This was left as a comment a few days ago:
Anonymous has left a new comment on your post "I Guess This is a Good Time to Stop All This, and Say Goodbye and Good Luck!”:
Thank you David.
Your closing remarks on the following issues would be interesting.
Firstly, how would the accurate and secure transmission of health information between general practice and other providers be achieved when the GP/primary care provider does not receive the end benefit, does not want bear the cost of the capability and the funder of those health providers does not want to fund the capability?
Secondly, how would state (eastern seaboard?) clinical system implementations move to more integrated health records when the two major suppliers have no interest in integration (particularly for medications), such changes are capital funded and severely constrained (eg. http://www.treasury.nsw.gov.au/__data/assets/pdf_file/0005/10778/tpp06-10.pdf, with 250k limits), Treasury's are not inclined to fund IT integration over tunnels and rail, the GITC framework is too constrictive, the needs of Australia must compete with international demands that pay more and re-tendering and system replacement is not an option?
Thirdly, integrated health records require the co-operation of all health sectors, yet in the public sector, (presumably) most of the decision makers have performance contracts that focus on tertiary care and the priorities within. Therefore, state investment in cross-setting IT initiatives is not a priority, nor a KPI.
No, you are right. it's easy and everyone involved is incompetent.
My consistent view on this has always been is that those who are benefiting should pay the costs for a service. In each case it is then a matter of working out who are the winners and losers across each information flow and making sure there is an equitable and reasonable flow of funds in the appropriate direction.
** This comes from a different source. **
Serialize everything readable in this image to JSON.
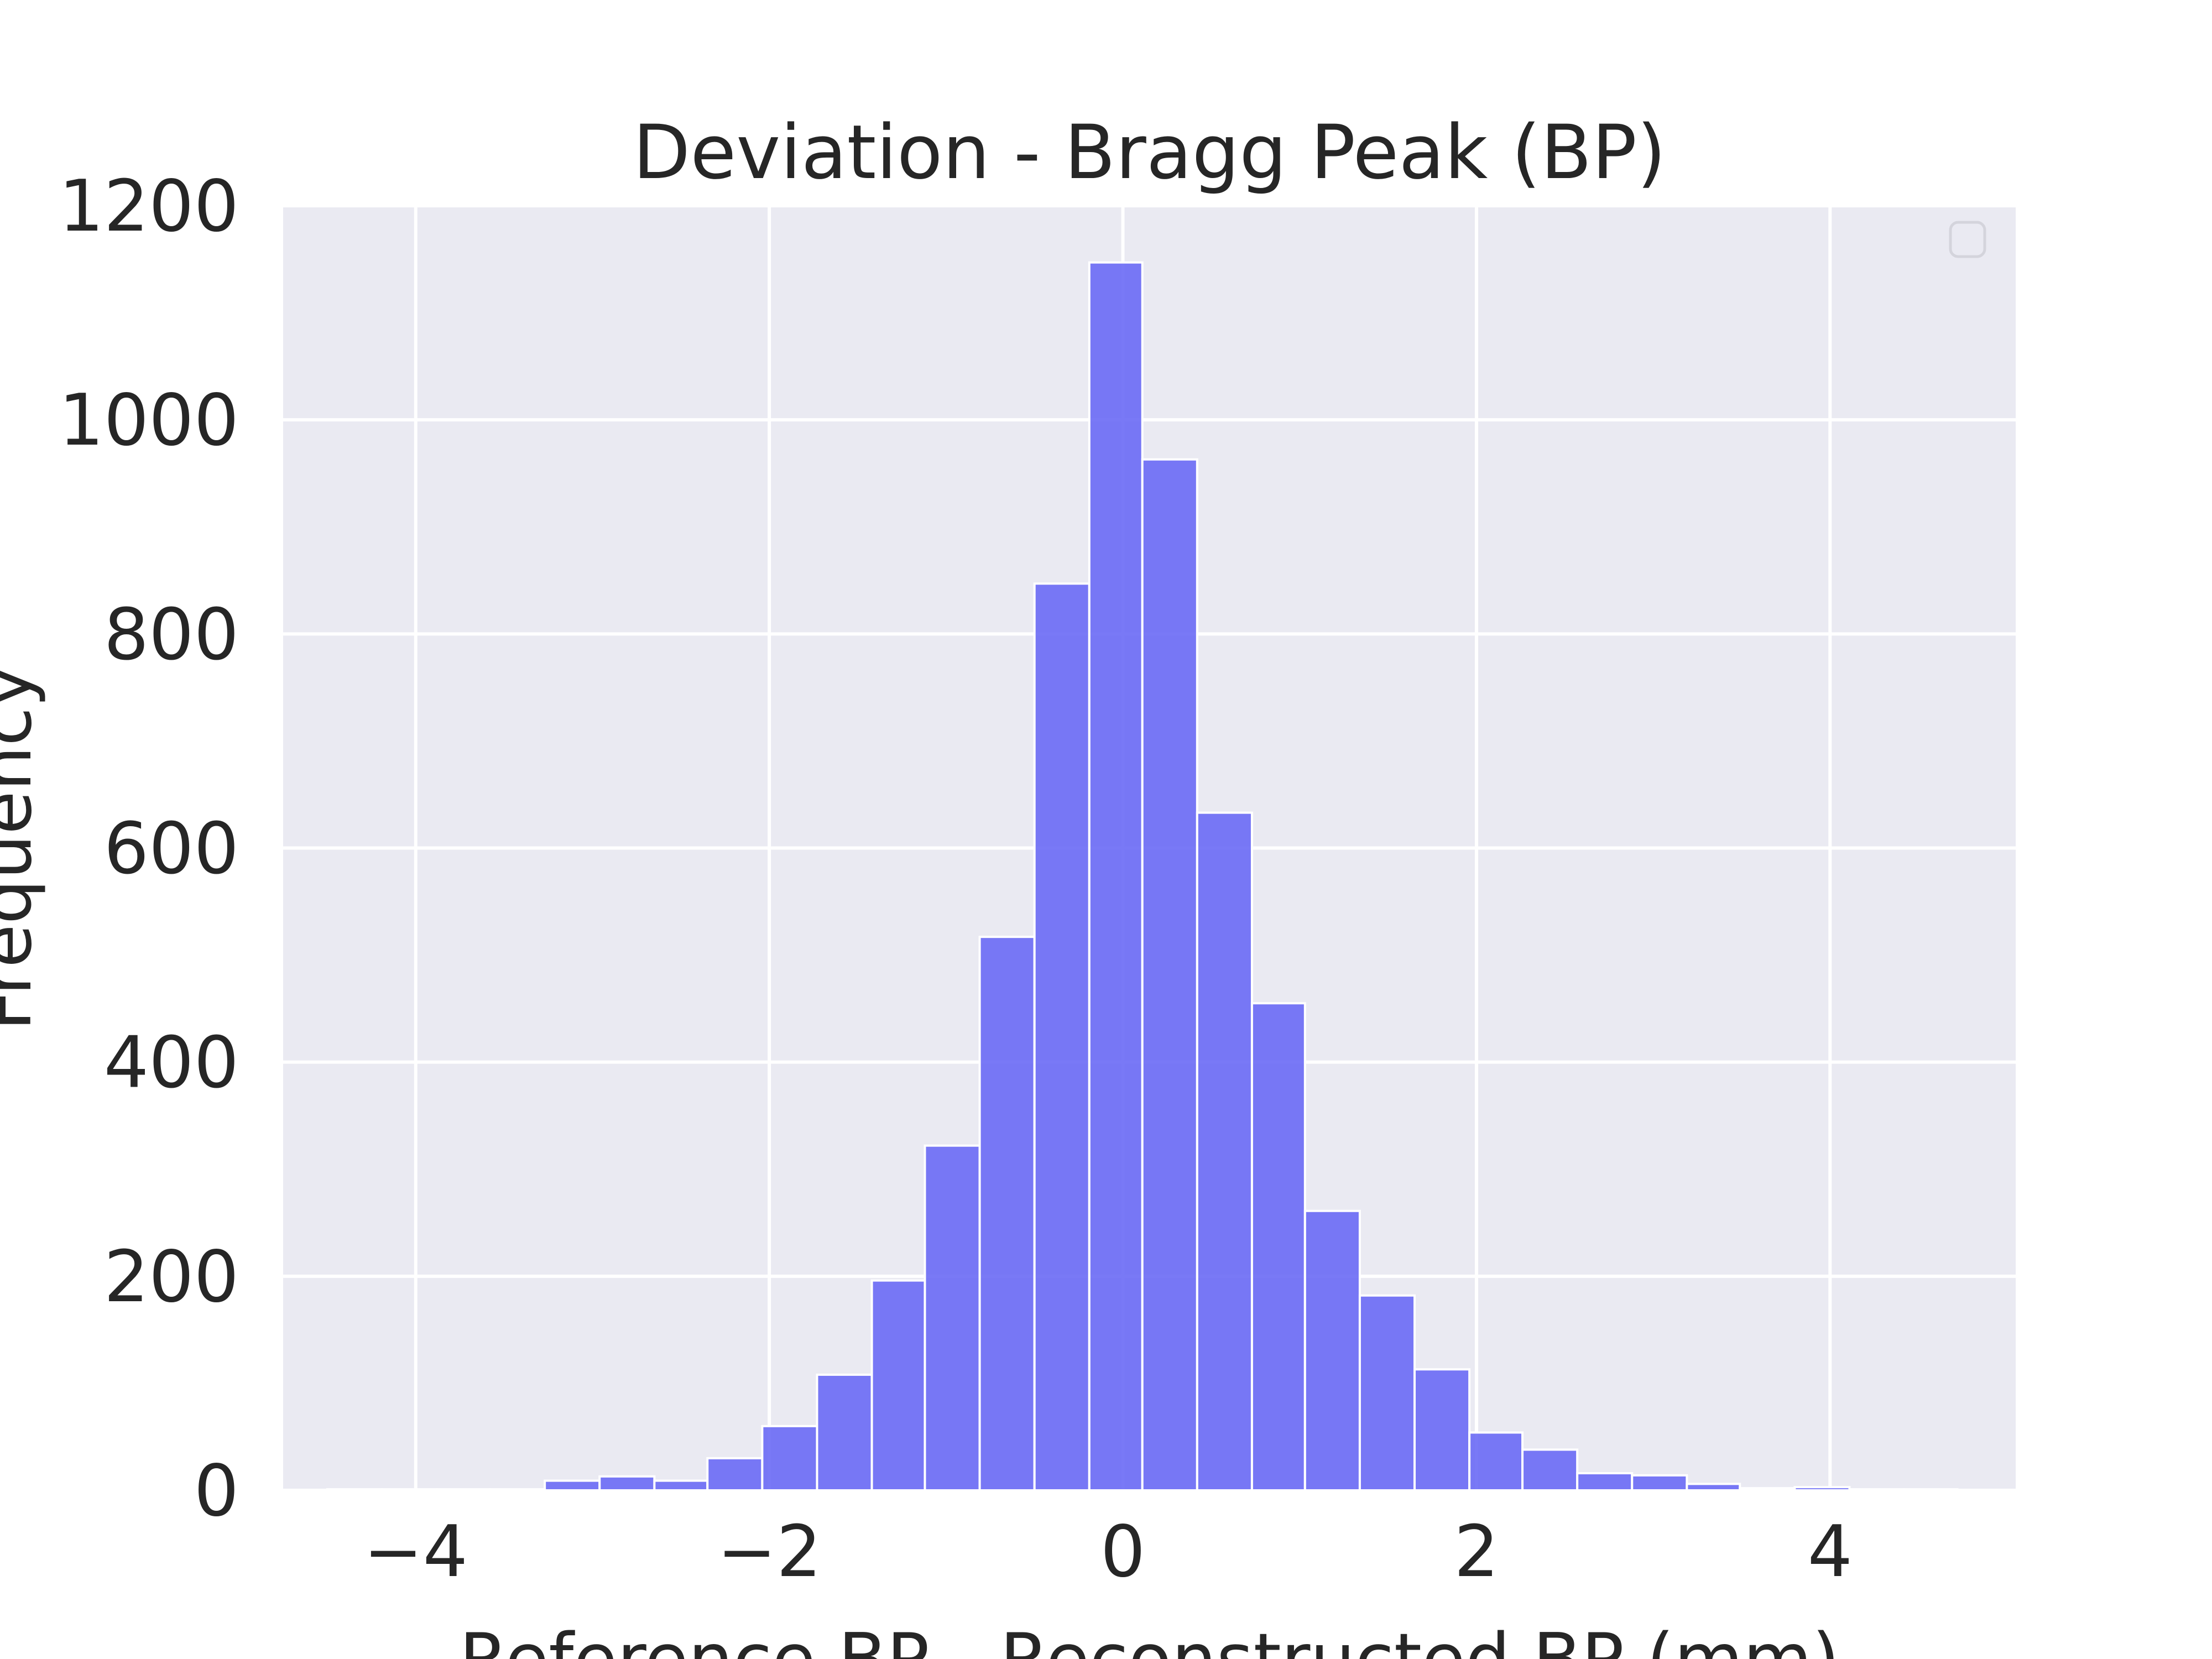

In some situations there will also be intermediaries, such as messaging providers, and they need fair cost recovery and a reasonable profit for their services – ideally in a competitive market.
It has been clear for a long time that clinicians are frequently not beneficiaries while payers (Government and Health Funds) are. Sorting this out is vital to achieve Health IT adoption.
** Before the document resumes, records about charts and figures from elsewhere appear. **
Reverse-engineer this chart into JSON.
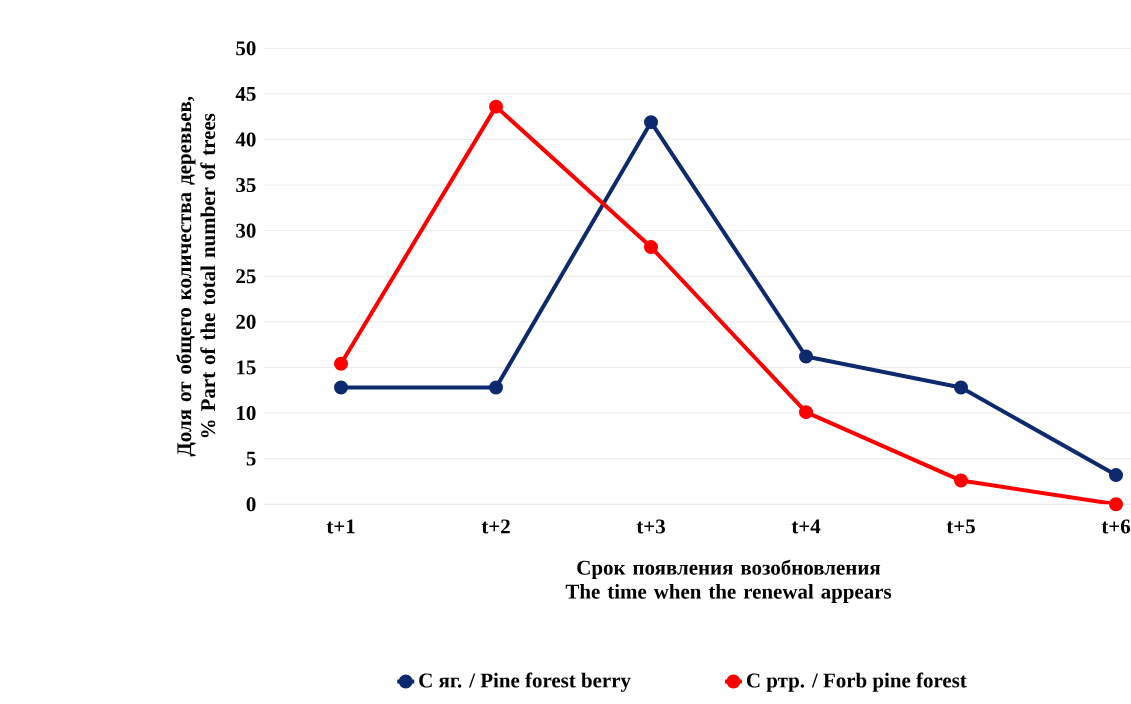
{
  "chart_data": {
    "type": "line",
    "xlabel": "Срок появления возобновления The time when the renewal appears",
    "ylabel": "Доля от общего количества деревьев, % Part of the total number of trees",
    "categories": [
      "t+1",
      "t+2",
      "t+3",
      "t+4",
      "t+5",
      "t+6"
    ],
    "series": [
      {
        "name": "С яг. / Pine forest berry",
        "color": "#0e2a6e",
        "values": [
          12.8,
          12.8,
          41.9,
          16.2,
          12.8,
          3.2
        ]
      },
      {
        "name": "С ртр. / Forb pine forest",
        "color": "#ff0000",
        "values": [
          15.4,
          43.6,
          28.2,
          10.1,
          2.6,
          0
        ]
      }
    ],
    "ylim": [
      0,
      50
    ],
    "yticks": [
      0,
      5,
      10,
      15,
      20,
      25,
      30,
      35,
      40,
      45,
      50
    ],
    "grid": "y",
    "legend": "bottom",
    "marker": "circle",
    "line_style": "solid"
  }
}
This is an area where appropriate national governance could make a real difference as an impartial arbitrator of who pays for what.
I believe that within organisations (e.g. an area health service, hospital or region) it is an internal issue to get internal system integration in place. Where information needs to flow across the boundaries (e.g. Hospital to GP via say a discharge summary) we need pragmatic workable standards in place to facilitate this. This is a job that NEHTA and IT-14 should do and then some funds be made available nationally to have all legacy providers comply with import / export requirements and all new procurements ensure standards are part of the mandatory requirements for future purchases. This will take time due to the long time there has been no real e-Health governance (again).
This is really a pure governance and leadership issue –as identified in the Deloittes Strategy. The failure to look at and plan for a whole health system properly is a key NEHTA failing in my view – but what do you expect when you have a board that predominantly only represents State health systems and not the rest of the sector.
It is not easy to solve issues like this. Needs leadership, working national governance structures and some funds. At present we have zero out of three!